Though the money quote came minutes earlier (“Since Friday my intention was to play for the New York Jets”), Aaron Rodgers, in his much-anticipated appearance Wednesday on The Pat McAfee Show, had plenty to say about Adam Schefter, refuting his apparent list of “demands,” pressuring the Jets to sign a number of his former teammates including Allen Lazard, Randall Cobb and Marcedes Lewis.
“It’s so ridiculous. Just ask Schefter what I texted him when he somehow got my number and texted me. I didn’t respond to Dianna Russini, but I would say the same thing that I told Schefty: ‘Lose my number,’” said Rodgers, continuing his recent crusade against league insiders and their supposed “sources.” “It’s like I had a sheet of paper when I met with the Jets and said, ‘Sign these people.’ That’s not the reality.”
Rodgers has been critical of Schefter before, blasting him for misreporting details of his recent “darkness” retreat. “There’s an inner circle and in my inner circle, nobody talks to [NFL Network’s] Ian Rapoport or Adam Schefter,” said Rodgers at the time. “I have no problem with Ian Rapoport, Schefter, I think they’re really good at their jobs. When it comes to me, they don’t know s---. They really don’t.”
Schefter responded on Twitter, posting a screengrab of their last text exchange, confirming Rodgers did indeed tell him to lose his number.
Rodgers, after weeks of keeping us in the dark (no pun intended), finally gave us the headline we were all waiting for, though in absorbing the news of his departure from Green Bay, many tuning into McAfee’s live stream—which exceeded half-a-million viewers—were more focused on his sweatshirt, amused by what appeared to be a food stain on his right chest.
There’s still work to be done in terms of trade compensation, though all signs point to Rodgers following the same arc as his Packers predecessor Brett Favre, who also defected to the Jets late in his career.
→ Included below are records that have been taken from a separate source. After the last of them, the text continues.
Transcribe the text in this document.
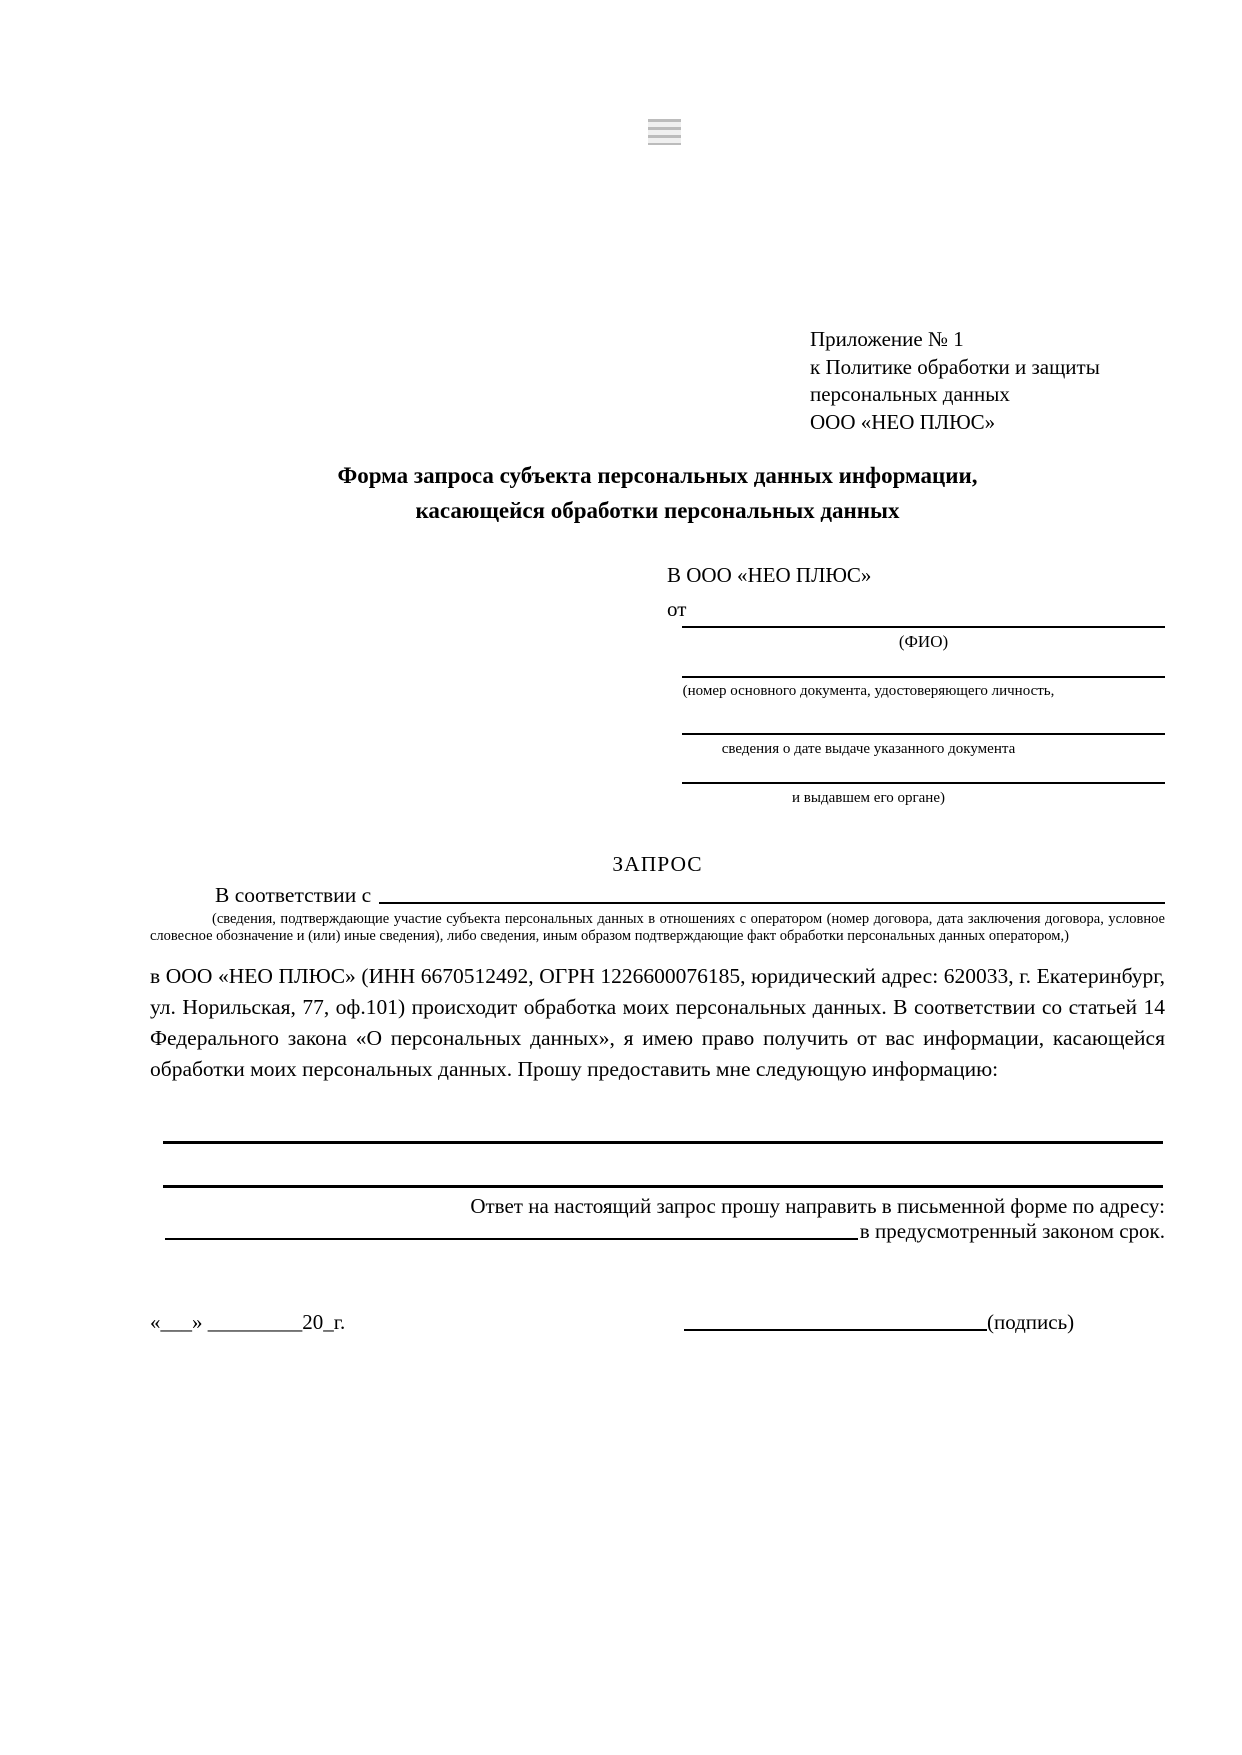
Приложение № 1
к Политике обработки и защиты
персональных данных
ООО «НЕО ПЛЮС»
Форма запроса субъекта персональных данных информации,
касающейся обработки персональных данных
В ООО «НЕО ПЛЮС»
от
(ФИО)
(номер основного документа, удостоверяющего личность,
сведения о дате выдаче указанного документа
и выдавшем его органе)
ЗАПРОС
В соответствии с
(сведения, подтверждающие участие субъекта персональных данных в отношениях с оператором (номер договора, дата заключения договора, условное словесное обозначение и (или) иные сведения), либо сведения, иным образом подтверждающие факт обработки персональных данных оператором,)
в ООО «НЕО ПЛЮС» (ИНН 6670512492, ОГРН 1226600076185, юридический адрес: 620033, г. Екатеринбург, ул. Норильская, 77, оф.101) происходит обработка моих персональных данных. В соответствии со статьей 14 Федерального закона «О персональных данных», я имею право получить от вас информации, касающейся обработки моих персональных данных. Прошу предоставить мне следующую информацию:
Ответ на настоящий запрос прошу направить в письменной форме по адресу:
в предусмотренный законом срок.
«___» _________20_г.	(подпись)
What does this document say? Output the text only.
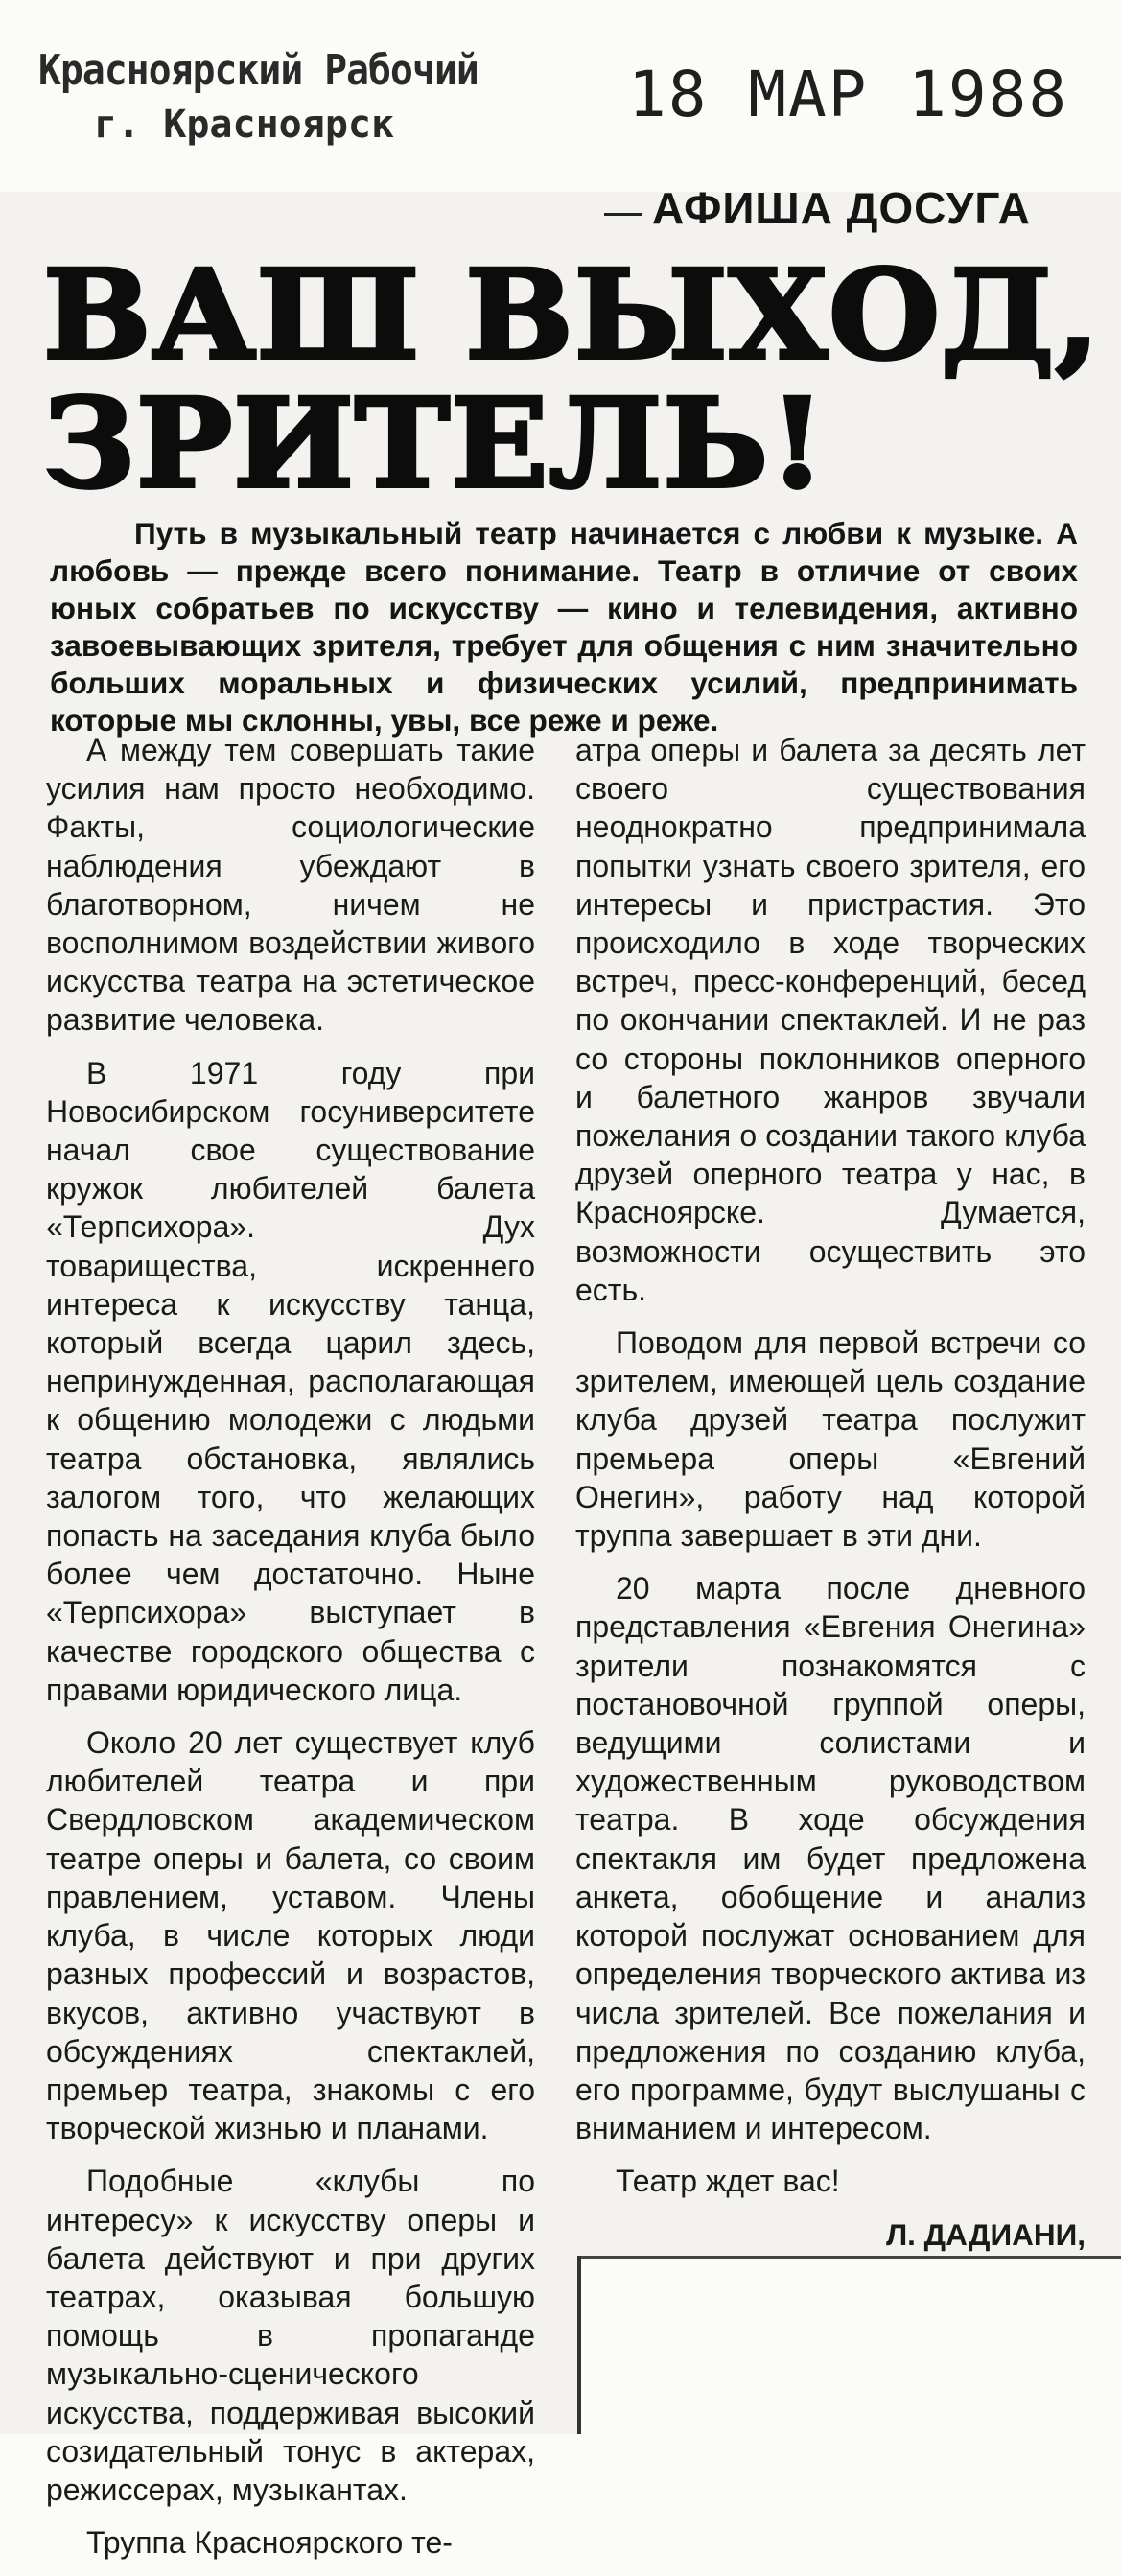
Красноярский Рабочий
г. Красноярск	18 МАР 1988
АФИША ДОСУГА
ВАШ ВЫХОД,
ЗРИТЕЛЬ!

Путь в музыкальный театр начинается с любви к музыке. А любовь — прежде всего понимание. Театр в отличие от своих юных собратьев по искусству — кино и телевидения, активно завоевывающих зрителя, требует для общения с ним значительно больших моральных и физических усилий, предпринимать которые мы склонны, увы, все реже и реже.

А между тем совершать такие усилия нам просто необходимо. Факты, социологические наблюдения убеждают в благотворном, ничем не восполнимом воздействии живого искусства театра на эстетическое развитие человека.

В 1971 году при Новосибирском госуниверситете начал свое существование кружок любителей балета «Терпсихора». Дух товарищества, искреннего интереса к искусству танца, который всегда царил здесь, непринужденная, располагающая к общению молодежи с людьми театра обстановка, являлись залогом того, что желающих попасть на заседания клуба было более чем достаточно. Ныне «Терпсихора» выступает в качестве городского общества с правами юридического лица.

Около 20 лет существует клуб любителей театра и при Свердловском академическом театре оперы и балета, со своим правлением, уставом. Члены клуба, в числе которых люди разных профессий и возрастов, вкусов, активно участвуют в обсуждениях спектаклей, премьер театра, знакомы с его творческой жизнью и планами.

Подобные «клубы по интересу» к искусству оперы и балета действуют и при других театрах, оказывая большую помощь в пропаганде музыкально-сценического искусства, поддерживая высокий созидательный тонус в актерах, режиссерах, музыкантах.

Труппа Красноярского те-

атра оперы и балета за десять лет своего существования неоднократно предпринимала попытки узнать своего зрителя, его интересы и пристрастия. Это происходило в ходе творческих встреч, пресс-конференций, бесед по окончании спектаклей. И не раз со стороны поклонников оперного и балетного жанров звучали пожелания о создании такого клуба друзей оперного театра у нас, в Красноярске. Думается, возможности осуществить это есть.

Поводом для первой встречи со зрителем, имеющей цель создание клуба друзей театра послужит премьера оперы «Евгений Онегин», работу над которой труппа завершает в эти дни.

20 марта после дневного представления «Евгения Онегина» зрители познакомятся с постановочной группой оперы, ведущими солистами и художественным руководством театра. В ходе обсуждения спектакля им будет предложена анкета, обобщение и анализ которой послужат основанием для определения творческого актива из числа зрителей. Все пожелания и предложения по созданию клуба, его программе, будут выслушаны с вниманием и интересом.

Театр ждет вас!

Л. ДАДИАНИ,
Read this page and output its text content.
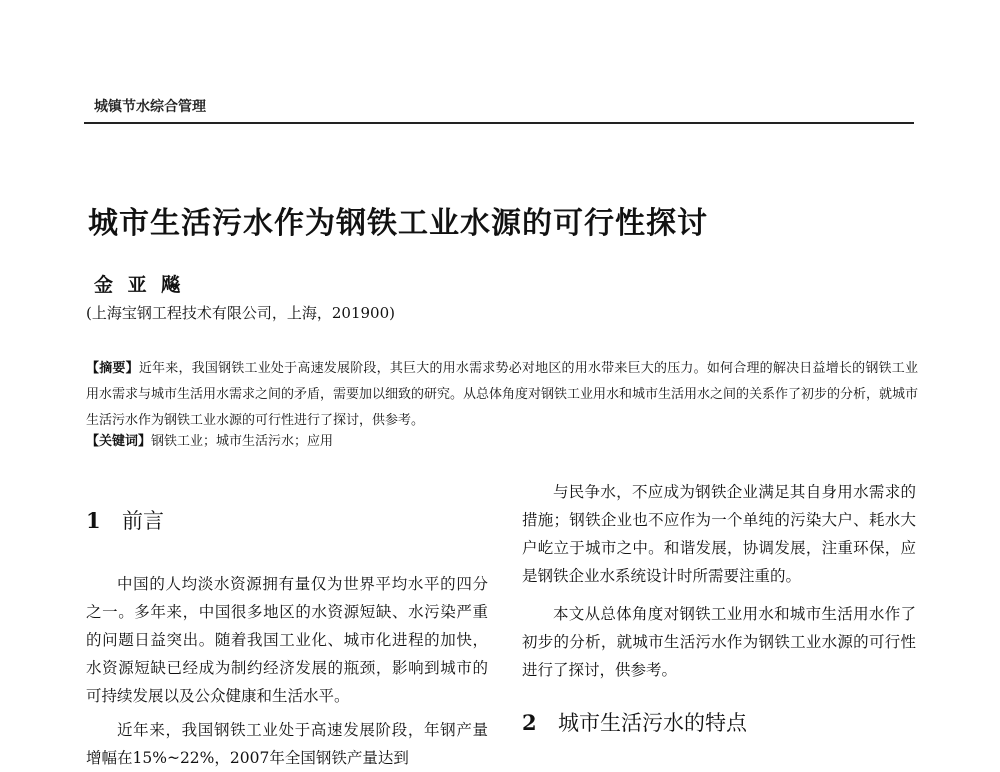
城镇节水综合管理
城市生活污水作为钢铁工业水源的可行性探讨
金 亚 飚
(上海宝钢工程技术有限公司，上海，201900)
【摘要】近年来，我国钢铁工业处于高速发展阶段，其巨大的用水需求势必对地区的用水带来巨大的压力。如何合理的解决日益增长的钢铁工业用水需求与城市生活用水需求之间的矛盾，需要加以细致的研究。从总体角度对钢铁工业用水和城市生活用水之间的关系作了初步的分析，就城市生活污水作为钢铁工业水源的可行性进行了探讨，供参考。
【关键词】钢铁工业；城市生活污水；应用
1 前言

中国的人均淡水资源拥有量仅为世界平均水平的四分之一。多年来，中国很多地区的水资源短缺、水污染严重的问题日益突出。随着我国工业化、城市化进程的加快，水资源短缺已经成为制约经济发展的瓶颈，影响到城市的可持续发展以及公众健康和生活水平。

近年来，我国钢铁工业处于高速发展阶段，年钢产量增幅在15%~22%，2007年全国钢铁产量达到

与民争水，不应成为钢铁企业满足其自身用水需求的措施；钢铁企业也不应作为一个单纯的污染大户、耗水大户屹立于城市之中。和谐发展，协调发展，注重环保，应是钢铁企业水系统设计时所需要注重的。

本文从总体角度对钢铁工业用水和城市生活用水作了初步的分析，就城市生活污水作为钢铁工业水源的可行性进行了探讨，供参考。

2 城市生活污水的特点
With no assurance Rodgers will play beyond 2023, the Jets are taking a calculated risk in staking their future to a 39-year-old coming off a career-worst season. Still, amid the sport’s longest active playoff drought (12 years), the Jets needed to swing for the fences, if only to appease their long-suffering fanbase, one that hasn’t experienced competent quarterback play in far too long.